On 29.11.21 14:49, awokd wrote:
>>
>> Branching
>> ---------
>> I know some people are easily offended by the thought, but I want to
>> mention it anyway as it seems to me like a cheap solution for the com-
>> munity as a whole. We could maintain platforms on separate branches.
>
> Is this different than the status quo?

Yes, these ports wouldn't hold the master branch back anymore.

> I think the concern here is once
> platforms are dropped from master, people rarely take the time to
> consider or backport any improvements to the out of sight, out of mind
> old branches. On the other hand, concerns about trying to maintain code
> with mounds of technical debt are entirely valid.

They are out of sight either way, IMHO. The original deprecation notice
is over a year old, why would anyone still put any effort into it? I
assume if there was a dedicated place for these ports, people might
even be encouraged to work on it because they don't have to fear that
the ports are completely abandoned soon.

I guess it depends most on the maintainers of such a branch. If they'd
let it rot, things won't get better of course.

>>
>> Porting
>> -------
>> Given that we are talking about platforms that are not based on native
>> coreboot code but unmaintained vendor code instead, it might help to
>> port these platforms to coreboot proper.
>>
> You mention the KGPE-D16 as an example. I hadn't followed at the time,
> but from what I can tell it was a well-written, coreboot native port.

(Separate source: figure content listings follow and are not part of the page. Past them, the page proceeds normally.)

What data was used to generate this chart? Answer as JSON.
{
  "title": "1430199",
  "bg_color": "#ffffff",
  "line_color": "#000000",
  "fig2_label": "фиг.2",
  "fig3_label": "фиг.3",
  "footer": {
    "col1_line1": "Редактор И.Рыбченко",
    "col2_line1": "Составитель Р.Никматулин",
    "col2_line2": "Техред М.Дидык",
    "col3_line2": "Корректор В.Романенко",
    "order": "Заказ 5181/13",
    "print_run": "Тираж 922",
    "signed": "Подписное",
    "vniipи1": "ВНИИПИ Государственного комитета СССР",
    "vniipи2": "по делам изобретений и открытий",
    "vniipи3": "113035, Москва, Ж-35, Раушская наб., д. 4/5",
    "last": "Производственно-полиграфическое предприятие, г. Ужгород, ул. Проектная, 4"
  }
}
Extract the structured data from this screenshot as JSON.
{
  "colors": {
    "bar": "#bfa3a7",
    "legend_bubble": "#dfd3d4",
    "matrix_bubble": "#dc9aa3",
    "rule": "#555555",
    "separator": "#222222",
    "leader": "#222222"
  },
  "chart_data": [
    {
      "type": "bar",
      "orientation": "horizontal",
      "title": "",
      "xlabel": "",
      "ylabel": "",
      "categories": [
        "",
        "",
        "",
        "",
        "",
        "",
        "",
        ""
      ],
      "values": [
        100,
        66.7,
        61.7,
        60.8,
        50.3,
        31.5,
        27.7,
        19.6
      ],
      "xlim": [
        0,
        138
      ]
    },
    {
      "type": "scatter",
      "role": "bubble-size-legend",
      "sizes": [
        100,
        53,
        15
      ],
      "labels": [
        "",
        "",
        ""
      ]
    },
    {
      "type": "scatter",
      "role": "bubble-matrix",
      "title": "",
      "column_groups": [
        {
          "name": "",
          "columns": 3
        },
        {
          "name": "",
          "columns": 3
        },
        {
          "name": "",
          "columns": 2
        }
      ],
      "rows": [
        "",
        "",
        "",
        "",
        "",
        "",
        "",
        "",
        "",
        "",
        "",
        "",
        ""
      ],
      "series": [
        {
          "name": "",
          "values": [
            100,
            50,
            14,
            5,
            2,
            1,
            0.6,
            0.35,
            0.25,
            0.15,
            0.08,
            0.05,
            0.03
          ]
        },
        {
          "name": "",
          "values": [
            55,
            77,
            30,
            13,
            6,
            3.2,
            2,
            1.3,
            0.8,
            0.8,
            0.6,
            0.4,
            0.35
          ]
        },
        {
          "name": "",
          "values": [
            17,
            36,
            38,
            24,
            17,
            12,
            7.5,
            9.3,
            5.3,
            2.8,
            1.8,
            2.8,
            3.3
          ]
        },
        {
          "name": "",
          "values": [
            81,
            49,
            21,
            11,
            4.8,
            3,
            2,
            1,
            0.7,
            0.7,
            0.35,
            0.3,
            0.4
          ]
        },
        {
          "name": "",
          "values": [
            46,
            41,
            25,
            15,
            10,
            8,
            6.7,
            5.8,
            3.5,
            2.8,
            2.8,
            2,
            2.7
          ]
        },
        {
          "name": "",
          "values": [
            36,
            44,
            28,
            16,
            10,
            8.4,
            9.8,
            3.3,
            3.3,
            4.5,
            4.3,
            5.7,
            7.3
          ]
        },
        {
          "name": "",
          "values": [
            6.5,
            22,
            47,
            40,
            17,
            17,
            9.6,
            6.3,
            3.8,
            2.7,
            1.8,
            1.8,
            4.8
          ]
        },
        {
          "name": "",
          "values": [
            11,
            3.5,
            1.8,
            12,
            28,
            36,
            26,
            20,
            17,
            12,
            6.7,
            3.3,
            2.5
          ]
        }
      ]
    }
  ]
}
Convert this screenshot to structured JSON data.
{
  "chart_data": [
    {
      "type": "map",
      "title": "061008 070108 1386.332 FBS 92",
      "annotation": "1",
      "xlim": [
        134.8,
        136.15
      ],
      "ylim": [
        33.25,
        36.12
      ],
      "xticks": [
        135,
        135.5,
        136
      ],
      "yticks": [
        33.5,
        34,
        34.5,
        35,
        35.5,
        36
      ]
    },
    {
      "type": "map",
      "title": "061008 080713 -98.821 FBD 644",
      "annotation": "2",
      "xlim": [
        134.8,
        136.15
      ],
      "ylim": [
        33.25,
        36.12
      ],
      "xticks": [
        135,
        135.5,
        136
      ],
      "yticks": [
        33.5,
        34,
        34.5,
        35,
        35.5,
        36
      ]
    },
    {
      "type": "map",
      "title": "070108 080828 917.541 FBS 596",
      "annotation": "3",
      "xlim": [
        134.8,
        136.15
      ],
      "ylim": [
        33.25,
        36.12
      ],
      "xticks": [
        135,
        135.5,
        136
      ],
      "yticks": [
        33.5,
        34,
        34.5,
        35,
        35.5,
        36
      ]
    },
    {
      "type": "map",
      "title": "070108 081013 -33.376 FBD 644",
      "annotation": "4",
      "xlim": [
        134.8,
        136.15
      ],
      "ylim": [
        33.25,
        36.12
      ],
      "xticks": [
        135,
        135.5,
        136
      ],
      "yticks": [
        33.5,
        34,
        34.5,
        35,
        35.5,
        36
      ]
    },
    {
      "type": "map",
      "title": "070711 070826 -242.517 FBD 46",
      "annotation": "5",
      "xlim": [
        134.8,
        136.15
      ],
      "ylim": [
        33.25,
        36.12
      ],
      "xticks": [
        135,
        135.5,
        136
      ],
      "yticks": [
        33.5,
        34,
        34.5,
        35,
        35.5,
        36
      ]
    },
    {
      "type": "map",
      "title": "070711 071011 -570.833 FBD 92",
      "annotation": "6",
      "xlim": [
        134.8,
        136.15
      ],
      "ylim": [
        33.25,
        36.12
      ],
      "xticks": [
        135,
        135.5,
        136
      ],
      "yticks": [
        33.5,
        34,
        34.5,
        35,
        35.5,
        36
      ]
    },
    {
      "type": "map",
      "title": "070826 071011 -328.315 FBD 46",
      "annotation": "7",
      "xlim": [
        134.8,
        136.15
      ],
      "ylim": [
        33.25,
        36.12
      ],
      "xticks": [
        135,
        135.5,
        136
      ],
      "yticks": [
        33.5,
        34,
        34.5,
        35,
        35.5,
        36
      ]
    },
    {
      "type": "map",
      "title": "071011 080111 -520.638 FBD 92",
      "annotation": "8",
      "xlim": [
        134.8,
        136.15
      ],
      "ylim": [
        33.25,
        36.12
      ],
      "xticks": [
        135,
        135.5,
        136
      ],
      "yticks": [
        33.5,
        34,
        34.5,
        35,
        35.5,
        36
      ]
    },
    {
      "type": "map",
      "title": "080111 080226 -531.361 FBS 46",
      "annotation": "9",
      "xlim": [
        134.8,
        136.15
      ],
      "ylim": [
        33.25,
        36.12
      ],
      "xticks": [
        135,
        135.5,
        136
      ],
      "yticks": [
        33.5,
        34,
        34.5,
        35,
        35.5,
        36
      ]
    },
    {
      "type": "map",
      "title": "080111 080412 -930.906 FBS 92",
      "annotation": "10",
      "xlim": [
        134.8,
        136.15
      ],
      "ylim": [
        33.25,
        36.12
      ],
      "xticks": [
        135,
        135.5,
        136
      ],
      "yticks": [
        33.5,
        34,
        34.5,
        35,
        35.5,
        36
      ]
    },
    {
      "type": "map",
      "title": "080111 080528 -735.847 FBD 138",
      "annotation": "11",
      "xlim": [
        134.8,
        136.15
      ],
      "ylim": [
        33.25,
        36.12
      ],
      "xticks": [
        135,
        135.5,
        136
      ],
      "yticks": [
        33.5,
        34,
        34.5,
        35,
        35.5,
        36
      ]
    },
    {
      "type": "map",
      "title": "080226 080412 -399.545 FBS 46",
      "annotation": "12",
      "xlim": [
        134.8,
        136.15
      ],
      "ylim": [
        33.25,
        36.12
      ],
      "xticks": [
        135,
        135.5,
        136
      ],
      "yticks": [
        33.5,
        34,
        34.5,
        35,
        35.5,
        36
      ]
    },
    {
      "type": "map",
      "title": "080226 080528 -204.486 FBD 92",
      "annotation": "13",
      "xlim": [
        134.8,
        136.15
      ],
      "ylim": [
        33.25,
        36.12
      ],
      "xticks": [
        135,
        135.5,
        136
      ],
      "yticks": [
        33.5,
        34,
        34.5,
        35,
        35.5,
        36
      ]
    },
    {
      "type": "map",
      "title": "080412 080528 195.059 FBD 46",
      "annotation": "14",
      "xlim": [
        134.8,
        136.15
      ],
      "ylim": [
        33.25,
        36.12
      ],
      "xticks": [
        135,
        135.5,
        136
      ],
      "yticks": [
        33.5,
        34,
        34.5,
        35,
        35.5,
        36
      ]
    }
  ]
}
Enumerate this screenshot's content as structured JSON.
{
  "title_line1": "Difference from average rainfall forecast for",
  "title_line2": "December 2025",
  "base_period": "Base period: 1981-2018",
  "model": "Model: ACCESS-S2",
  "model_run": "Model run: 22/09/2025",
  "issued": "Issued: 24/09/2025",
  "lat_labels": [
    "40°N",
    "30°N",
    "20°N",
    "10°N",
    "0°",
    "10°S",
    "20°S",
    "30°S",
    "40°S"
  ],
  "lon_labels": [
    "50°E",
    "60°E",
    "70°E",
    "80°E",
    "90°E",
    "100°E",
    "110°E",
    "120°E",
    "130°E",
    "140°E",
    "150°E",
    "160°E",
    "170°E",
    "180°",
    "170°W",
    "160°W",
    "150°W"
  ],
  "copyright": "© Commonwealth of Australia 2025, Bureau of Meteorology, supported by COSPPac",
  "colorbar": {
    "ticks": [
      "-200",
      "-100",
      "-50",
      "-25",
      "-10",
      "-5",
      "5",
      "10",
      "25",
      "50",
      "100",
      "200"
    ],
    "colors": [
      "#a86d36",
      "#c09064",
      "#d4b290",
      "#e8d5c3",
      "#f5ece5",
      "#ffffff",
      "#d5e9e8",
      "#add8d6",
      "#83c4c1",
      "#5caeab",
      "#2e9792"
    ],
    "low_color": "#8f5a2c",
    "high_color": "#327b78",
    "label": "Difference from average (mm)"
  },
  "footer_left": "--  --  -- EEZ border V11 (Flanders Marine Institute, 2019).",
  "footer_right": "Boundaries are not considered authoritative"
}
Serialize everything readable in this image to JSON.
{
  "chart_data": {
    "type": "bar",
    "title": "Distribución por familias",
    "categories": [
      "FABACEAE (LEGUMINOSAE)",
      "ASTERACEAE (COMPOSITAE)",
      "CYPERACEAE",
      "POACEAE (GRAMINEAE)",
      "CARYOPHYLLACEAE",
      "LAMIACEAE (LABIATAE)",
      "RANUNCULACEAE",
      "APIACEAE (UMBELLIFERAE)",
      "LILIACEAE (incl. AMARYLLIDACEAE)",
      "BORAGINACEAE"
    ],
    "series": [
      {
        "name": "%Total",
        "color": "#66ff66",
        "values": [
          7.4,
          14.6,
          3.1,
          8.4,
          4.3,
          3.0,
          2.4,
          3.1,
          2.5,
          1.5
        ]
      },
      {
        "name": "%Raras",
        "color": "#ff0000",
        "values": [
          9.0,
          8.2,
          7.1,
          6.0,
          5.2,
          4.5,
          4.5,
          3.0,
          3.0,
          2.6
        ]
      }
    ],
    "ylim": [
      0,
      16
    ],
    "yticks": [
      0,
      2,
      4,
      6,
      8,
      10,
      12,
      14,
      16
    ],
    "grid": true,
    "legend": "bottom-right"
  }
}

AFAIR, it's the exact opposite. IIRC, Timothy asked for $200k to publish
the code, clean it up, and for upstreaming. They only got $50k which was
enough to publish the code, that IMHO, was in a PoC state (it worked
somehow for their selection of CPUs and DRAM, but not generally). And
review was mostly skipped.

There was this argument all over the review: that the existing code
(K8 etc. IIRC) was broken anyway. I can't say if this is true. But
it felt a little that upstreaming the KGPE-D16 work, in the given state
and with the given resources, led to abandoning the last native AMD
ports.

> However, that didn't save it from getting dropped, presumably under a
> similar scenario. What would be different with today's scenario, for
> example?

Sincere, reasonable funding, clean code, decent review. Everything
would (should?) be different. Before you consider paying somebody
for the effort, you have to find somebody qualified and willing to
do it anyway. I'd start with that. Then ask why they think they
could succeed.

>> Oh, and I almost forgot, the board ports don't look like coreboot code.
>> There's CamelCase, odd tables in C code (as if there was no devicetree),
>> AGESA configuration done in the code of each and every mainboard that
>> should be done only once in the chipset code... IMHO it looks like a
>> mess. When one is used to coreboot and then sees this, there should
>> be no doubt why we have deprecation squabbles ;) This [1] might be
>> related. Board ports of other platforms have seen a lot of updates
>> over the last ten years, that's not easy for ports where one doesn't
>> know what to begin with.
>
> Your "[1]" footnote didn't seem to make it.

Sorry, sent it later:
[1] https://en.wikipedia.org/wiki/Broken_windows_theory

>> A last thought about board ports, wrt. to blobbed vendor code I stated
>> it like this lately: The board port should be written such that in case
>> one would replace the blob (vendor code) with a native coreboot port,
>> that should be possible without touching the board code. IMO, there
>> shouldn't be a trace of AGESA in the mainboard dirs. The mainboard code
>> should configure the chipset drivers/code and the chipset code can use
>> AGESA to achieve its goal, but shouldn't be force by mainboard code to
>> do so.
>
> Something hybrid like this is what I was considering to remove
> LEGACY_SMP_INIT. Could the first portions of fam14-16 bootstrap (i.e. up
> to and including AP early initialization) be done with a more
> common/cleaner coreboot approach, then chained over to AGESA vendorcode
> for the rest? I have been unable to figure out the answer or how much
> work would be involved. If it is a valid approach, might let other
> native pieces be added in the future to more easily address new
> requirements.

It's just software, so it could certainly be done. How much work would
be involved is the right question. Alas, I have no idea. One needs to
study the AGESA sources to tell, I guess.

However, LEGACY_SMP_INIT sounds like something that is usually done
late in ramstage. I'm not sure this is anything to make an early cut.